The era of AI and machine is here, right now. Based on a report by Gartner, AI and machine learning projects to create nearly 2.3 million jobs by the end of 2020.
No wonder why this massive growth has led to the evolution of multiple frameworks that AI experts seek to learn.
Let us have a glance at the most common libraries and frameworks:
Azure ML Studio
This gives Microsoft Azure users create and train models and further turn them into APIs to be consumed by other services. These users ideally get 10GB storage count to model the data. If you’re looking to provide service to a larger model you can connect to your Azure storage. You can find a few algorithms available, courtesy goes both to Microsoft and other third parties.
Amazon machine learning
Amazon machine learning (AML) is a service that provides developers of every skill level to learn how to use machine learning. The AML also offers tools and technologies in guiding the individual how to create a machine learning model without the need to learn machine learning technology or algorithm. The machine learning model connects to the data stored in Redshift or Amazon S3 and can be run through classification, or regression methods that help build a model.
With the help of H2O, anybody can easily apply predictive analytics and math to solve the world’s most difficult challenges. It helps in combining features that cannot be easily found in machine learning platforms such as Easy-to-use WebUI, Data Agnostic Support for Common Database, or Best of Breed Open Source Technology. With the help of H2O, AI experts can easily work with existing tools.
MLlib (Spark) is one of the common Apache’s Spark machine learning library. This library is further used for making the practical machine easy and increases its scalability. This includes genuine learning algorithms such as clustering, regression, dimensionality reduction, collaborative filtering, and high-level pipeline APIs.
The pattern is classified as one of the web mining modules for Python programming which also includes tools for data mining – Wikipedia API, crawler, HTML DOM parser, natural language processing, network analysis and visualization, Twitter, and Google.
Shogun, created in 1999 is considered the oldest and venerable libraries in machine learning. Though it is written in C++, it is not limited to work in a C++ environment. Because of the SWIG library, Shogun can be used in programming languages such as Python, Java, Ruby, R, Lua, Matlab, and Octave. This library is specially designed for a broad range of learning settings such as classification, explorative data analysis, and regression methods.
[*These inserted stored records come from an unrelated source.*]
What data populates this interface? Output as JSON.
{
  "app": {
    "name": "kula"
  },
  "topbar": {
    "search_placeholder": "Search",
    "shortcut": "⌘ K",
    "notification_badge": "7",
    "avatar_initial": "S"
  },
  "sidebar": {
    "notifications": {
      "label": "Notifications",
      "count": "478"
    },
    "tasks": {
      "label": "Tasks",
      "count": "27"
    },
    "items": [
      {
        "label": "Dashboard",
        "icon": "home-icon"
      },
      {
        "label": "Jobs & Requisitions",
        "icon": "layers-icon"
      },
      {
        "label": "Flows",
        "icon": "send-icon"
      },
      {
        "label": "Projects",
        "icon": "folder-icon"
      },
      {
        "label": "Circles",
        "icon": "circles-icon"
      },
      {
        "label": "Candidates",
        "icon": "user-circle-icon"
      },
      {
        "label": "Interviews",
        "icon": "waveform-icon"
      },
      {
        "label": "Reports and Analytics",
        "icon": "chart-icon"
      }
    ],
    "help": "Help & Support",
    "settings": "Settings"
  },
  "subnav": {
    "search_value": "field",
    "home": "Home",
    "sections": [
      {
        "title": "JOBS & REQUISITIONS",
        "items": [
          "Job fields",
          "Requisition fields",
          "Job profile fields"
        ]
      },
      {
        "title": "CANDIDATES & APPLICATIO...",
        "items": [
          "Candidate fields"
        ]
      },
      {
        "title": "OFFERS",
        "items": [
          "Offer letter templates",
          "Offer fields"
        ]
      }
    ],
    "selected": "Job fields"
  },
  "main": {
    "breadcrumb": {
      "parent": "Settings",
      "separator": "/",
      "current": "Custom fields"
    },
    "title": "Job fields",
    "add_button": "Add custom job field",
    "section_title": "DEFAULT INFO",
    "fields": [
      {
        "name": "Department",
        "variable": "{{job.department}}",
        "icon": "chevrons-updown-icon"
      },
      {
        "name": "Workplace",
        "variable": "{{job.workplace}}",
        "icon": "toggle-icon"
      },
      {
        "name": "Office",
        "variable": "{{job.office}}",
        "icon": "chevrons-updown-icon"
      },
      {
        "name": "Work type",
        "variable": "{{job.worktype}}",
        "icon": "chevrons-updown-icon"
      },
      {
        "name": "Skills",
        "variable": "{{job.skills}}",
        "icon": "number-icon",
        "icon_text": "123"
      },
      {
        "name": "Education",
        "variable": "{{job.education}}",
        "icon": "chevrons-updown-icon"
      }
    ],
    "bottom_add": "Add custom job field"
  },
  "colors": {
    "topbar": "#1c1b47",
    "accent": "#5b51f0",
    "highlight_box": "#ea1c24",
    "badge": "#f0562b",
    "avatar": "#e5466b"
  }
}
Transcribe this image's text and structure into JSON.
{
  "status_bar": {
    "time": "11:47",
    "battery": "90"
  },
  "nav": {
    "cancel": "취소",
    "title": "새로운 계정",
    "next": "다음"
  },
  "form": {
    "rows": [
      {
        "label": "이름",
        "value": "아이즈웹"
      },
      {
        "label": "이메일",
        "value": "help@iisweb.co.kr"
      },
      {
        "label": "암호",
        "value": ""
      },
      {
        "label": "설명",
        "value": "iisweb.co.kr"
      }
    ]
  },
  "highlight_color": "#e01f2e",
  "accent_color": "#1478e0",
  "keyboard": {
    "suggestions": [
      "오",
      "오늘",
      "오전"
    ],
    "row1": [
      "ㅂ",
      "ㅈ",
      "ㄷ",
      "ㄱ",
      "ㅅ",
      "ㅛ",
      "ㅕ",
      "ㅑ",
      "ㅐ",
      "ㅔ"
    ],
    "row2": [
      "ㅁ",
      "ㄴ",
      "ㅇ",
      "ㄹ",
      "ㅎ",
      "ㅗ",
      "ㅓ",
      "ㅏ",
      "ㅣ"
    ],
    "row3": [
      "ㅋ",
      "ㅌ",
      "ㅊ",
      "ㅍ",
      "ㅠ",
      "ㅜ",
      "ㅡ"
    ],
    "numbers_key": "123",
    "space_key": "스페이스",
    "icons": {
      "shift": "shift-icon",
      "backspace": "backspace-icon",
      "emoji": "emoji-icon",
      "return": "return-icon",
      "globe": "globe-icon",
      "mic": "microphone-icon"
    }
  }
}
Scikit-Learn is a library that helps in leveraging Python’s breadth. This is simply done by building on the existing libraries such as NumPy, Matplotlib, and SciPy to simply science and math work. It is an added advantage for an AI professional who is looking to pursue AI as their career. Scikit-learn uses tools and technologies to take on tasks such as classification, regression, and clustering.
The torch is well-known for its computing framework. It offers great efficiency and is easy to use. Thanks to the fast scripting language used i.e. LuaJIT. The core aim of this framework is to have high speed and flexibility while building specific algorithms.
This Python library is responsible for defining, optimizing and evaluating a mathematical expression, mostly used for the ones having multi-dimensional arrays. With the help of Theano, you can easily attain a speed that rival hand-crafted C implementation used for solving complex problems that involve a large amount of data.
A deep learning framework that is meant to have speed, expression, and modularity. Caffe was developed by the Berkeley Vision and Learning Center (BVLC) and by community contributors. Because of its speed, this framework makes it perfect for industry deployment and research experiments.